Gohmert: Justices have sold their souls

Rep. Louie Gohmert (R-Texas) said Thursday that the Supreme Court had made a shameful decision to uphold ObamaCare’s subsidies in a ruling issued earlier that day.

“The Supreme Court has a lot to be embarrassed about,” Gohmert said on Newsmax TV’s “The Steve Malzberg Show.”

“As a former judge and chief justice, I am extremely embarrassed for them,” he said.

“And unfortunately, when you’ve sold your soul, it’s kind of tough to even realize you should be embarrassed, but they should.”

{mosads}Chief Justice John Roberts authored the 6-3 decision released Thursday morning that ensures consumers purchasing health insurance through the federal exchange in roughly 34 states can continue doing so.

Gohmert argued that this interpretation is a mistaken reading of President Obama’s signature healthcare legislation. He said that it had explicitly stated that states that did not create their own exchanges were ineligible for federal subsidies.

“They intended these words,” Gohmert said of ObamaCare’s authors. “You’re not going to get one dime of subsidy unless you set up a state exchange.”

“They meant if the law is unequivocal and then they realized, ‘wow, most of these states don’t get along with it, they don’t agree with this, so wow, we better change the law,’ ” he added.

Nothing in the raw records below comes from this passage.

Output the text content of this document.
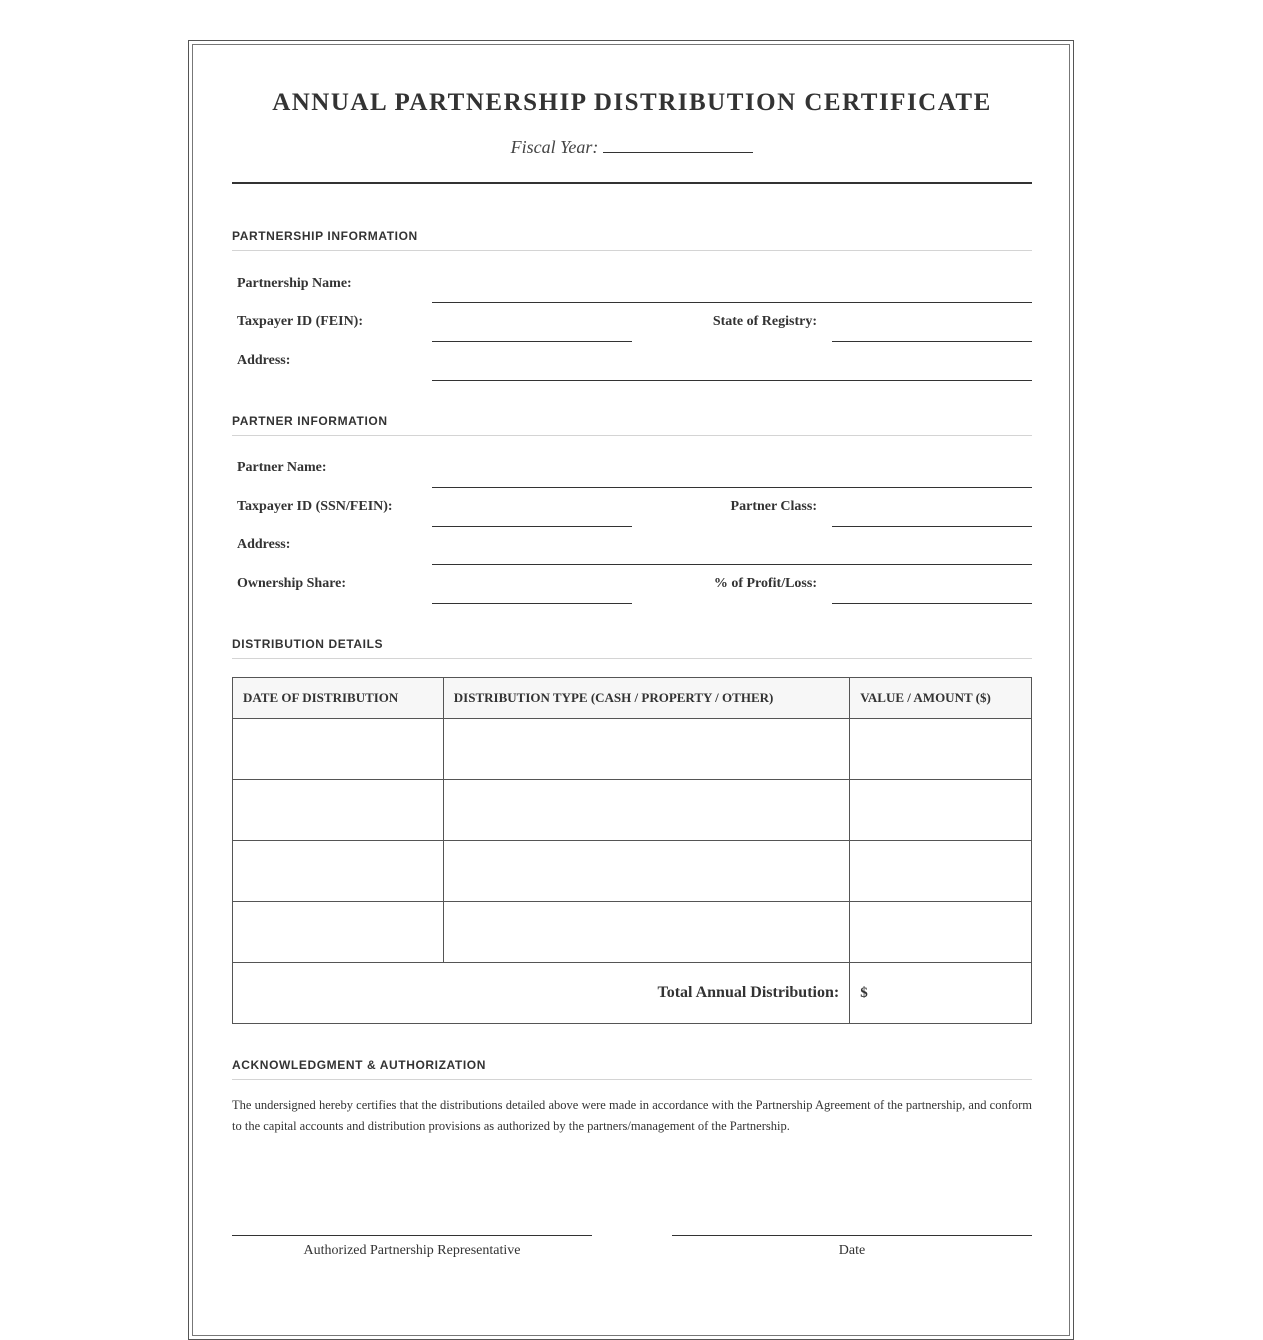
ANNUAL PARTNERSHIP DISTRIBUTION CERTIFICATE
Fiscal Year:
PARTNERSHIP INFORMATION
Partnership Name:
Taxpayer ID (FEIN):	State of Registry:
Address:
PARTNER INFORMATION
Partner Name:
Taxpayer ID (SSN/FEIN):	Partner Class:
Address:
Ownership Share:	% of Profit/Loss:
DISTRIBUTION DETAILS
DATE OF DISTRIBUTION	DISTRIBUTION TYPE (CASH / PROPERTY / OTHER)	VALUE / AMOUNT ($)

Total Annual Distribution:		$
ACKNOWLEDGMENT & AUTHORIZATION
The undersigned hereby certifies that the distributions detailed above were made in accordance with the Partnership Agreement of the partnership, and conform to the capital accounts and distribution provisions as authorized by the partners/management of the Partnership.
Authorized Partnership Representative	Date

Gohmert argued that Americans need new leadership before ObamaCare can be struck from the books.

“Hopefully if we either get new leadership or all of a sudden our current leadership grows some leadership ability, then we can start dismantling this thing until it’s gone,” he said of the healthcare law.

Roberts argued in the Supreme Court’s ruling on Thursday morning that eliminating federal subsidies could pull state markets into a death spiral.

This chain of events, he argued, is not what Congress intended when passing the law.

“The argument that the phrase ‘established by the State’ would be superfluous if Congress meant to extend tax credits to both State and Federal exchanges is unpersuasive,” he wrote.

“Congress passed the Affordable Care Act to improve health insurance markets, not to destroy them,” he added.

Justice Antonin Scalia led opposition to the majority decision with a scathing dissent.

“We should start calling the law SCOTUScare,” he quipped, referencing the Supreme Court’s earlier ruling upholding ObamaCare’s mandate that people buy health insurance.

The justices’ second ruling, he added, constitutes “somersaults of statutory interpretation.”